« Le Tribunal suprême de justice a parlé, sa parole est sainte et doit être respectée (...) » a déclaré le président Maduro. Federico Parra/AFP
La justice du Venezuela a validé l'instauration d'un état d'« urgence économique » dans ce pays asphyxié par la chute des cours du pétrole, accordant des pouvoirs étendus au président socialiste Nicolas Maduro et faisant fi de l'opposition du Parlement.
Le décret « est entré en vigueur à partir de sa publication, et sa légitimité, sa validité, sa vigueur et son efficacité juridico-constitutionnelle sont irrévocables », a estimé le Tribunal suprême de justice (TSJ) dans un avis publié jeudi soir sur sa page Internet. Le texte prévoit notamment le recours par le gouvernement aux moyens des entreprises privées (transport, distribution) pour « garantir l'accès » aux aliments, médicaments et biens de première nécessité, ainsi qu'un contrôle des entrées et sorties de liquide. « Cela facilite beaucoup le travail », a réagi le président Nicolas Maduro sur la télévision d'État, précisant qu'il annoncerait les premières mesures dans les prochains jours. « Le Tribunal suprême de justice a parlé, sa parole est sainte et doit être respectée par tous les secteurs et toutes les institutions », a-t-il insisté.
Sur Twitter, le député d'opposition Juan Guaido s'est, lui, insurgé : « Le TSJ ne peut pas usurper les compétences du pouvoir législatif. » Le député José Guerra, l'un des plus critiques envers le décret, a estimé que le Tribunal suprême « croit être un État au sein de l'État » et « pense être au-dessus de la volonté du peuple ».
Le décret, instituant cet état d'urgence pour 60 jours renouvelables dans un Venezuela miné par la chute des cours du pétrole, avait été pris par Nicolas Maduro le 14 janvier.

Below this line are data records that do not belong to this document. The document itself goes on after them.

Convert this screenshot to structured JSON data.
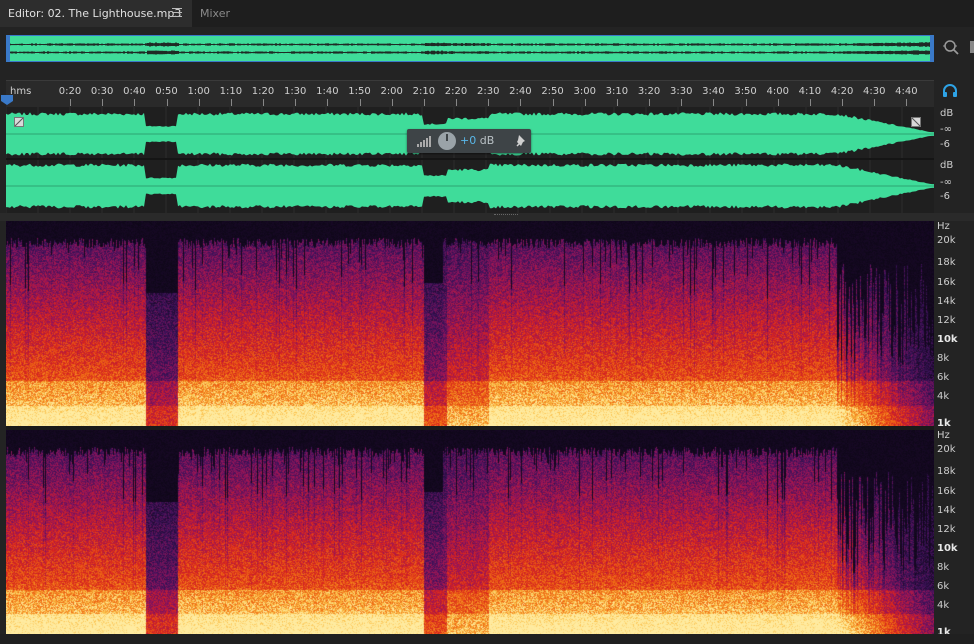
{
  "tabs": {
    "editor_label": "Editor: 02. The Lighthouse.mp3",
    "mixer_label": "Mixer"
  },
  "ruler": {
    "unit": "hms",
    "ticks": [
      "0:20",
      "0:30",
      "0:40",
      "0:50",
      "1:00",
      "1:10",
      "1:20",
      "1:30",
      "1:40",
      "1:50",
      "2:00",
      "2:10",
      "2:20",
      "2:30",
      "2:40",
      "2:50",
      "3:00",
      "3:10",
      "3:20",
      "3:30",
      "3:40",
      "3:50",
      "4:00",
      "4:10",
      "4:20",
      "4:30",
      "4:40"
    ]
  },
  "hud": {
    "value": "+0",
    "unit": "dB"
  },
  "db_scale": {
    "unit": "dB",
    "neg_inf": "-∞",
    "minus6": "-6"
  },
  "spectral_scale": {
    "unit": "Hz",
    "labels": [
      "20k",
      "18k",
      "16k",
      "14k",
      "12k",
      "10k",
      "8k",
      "6k",
      "4k",
      "1k"
    ]
  },
  "colors": {
    "waveform": "#3fdc9a",
    "accent": "#3a79c8",
    "hud_value": "#59b7e8"
  },
  "icons": {
    "tab_menu": "hamburger-icon",
    "zoom": "zoom-magnifier-icon",
    "monitor": "headphones-icon",
    "pin": "pin-icon",
    "meter": "level-meter-icon",
    "knob": "gain-knob-icon"
  }
}
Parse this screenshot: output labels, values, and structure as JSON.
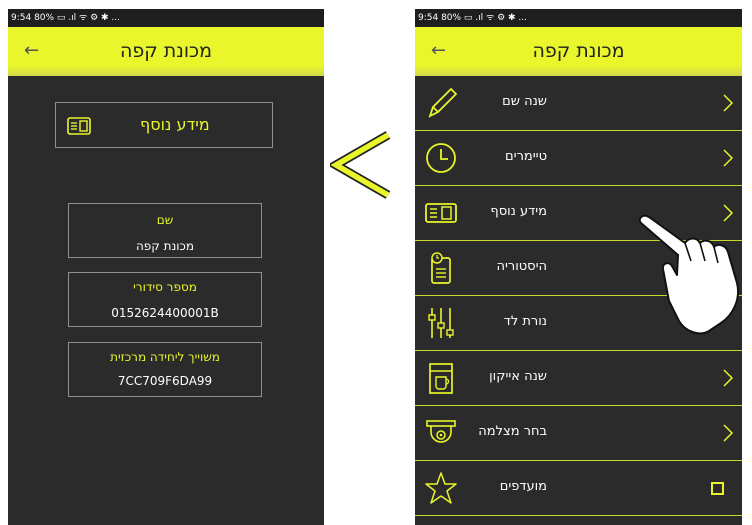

Mais il avait été rejeté une semaine plus tard par le Parlement, où l'opposition est majoritaire. L'opposition, mais aussi les syndicats et les milieux d'affaires craignaient que le décret menace la propriété et l'entreprise privées, détruise le pouvoir d'achat et nuise à l'emploi, rejetant de manière globale la poursuite des mêmes stratégies inefficaces face à la crise. Symbole de cette colère, le président du Parlement Henry Ramos Allup a réagi hier en indiquant que « dans les prochains jours nous devrons faire déjà une proposition concrète de sortie (du pouvoir) de ce malheur national qu'est le gouvernement ».
Guerre de pouvoirs
Saisie par des dirigeants du parti au pouvoir, la salle constitutionnelle du TSJ leur a donné raison. Cette décision n'est pas une surprise, le TSJ étant perçu par l'opposition comme un allié du gouvernement chaviste. Mais elle risque d'aggraver encore la guerre de pouvoirs entre exécutif et législatif, chaque camp tentant d'imposer son point de vue.
Pour l'économiste Asdrubal Oliveros, directeur du cabinet d'études Ecoanalítica, l'un des plus grands problèmes du Venezuela « est l'absence d'un arbitre pour régler le conflit de pouvoirs ». « Alors que le conflit entre les différents pouvoirs s'aggrave, comment cela peut-il se résoudre avec un TSJ partial ? » se demande-t-il sur son compte Twitter.
Difficile aussi que le TSJ approuve l'amendement constitutionnel proposé par certains dirigeants de l'opposition, dont l'ex-candidat à la présidentielle Henrique Capriles, pour réduire de six à quatre ans le mandat de Nicolas Maduro, qui court jusqu'en 2019. L'autre option envisagée par l'opposition, pour provoquer un départ anticipé du président, est l'organisation d'un référendum révocatoire, mais la procédure doit être validée par le Conseil national électoral, proche du gouvernement.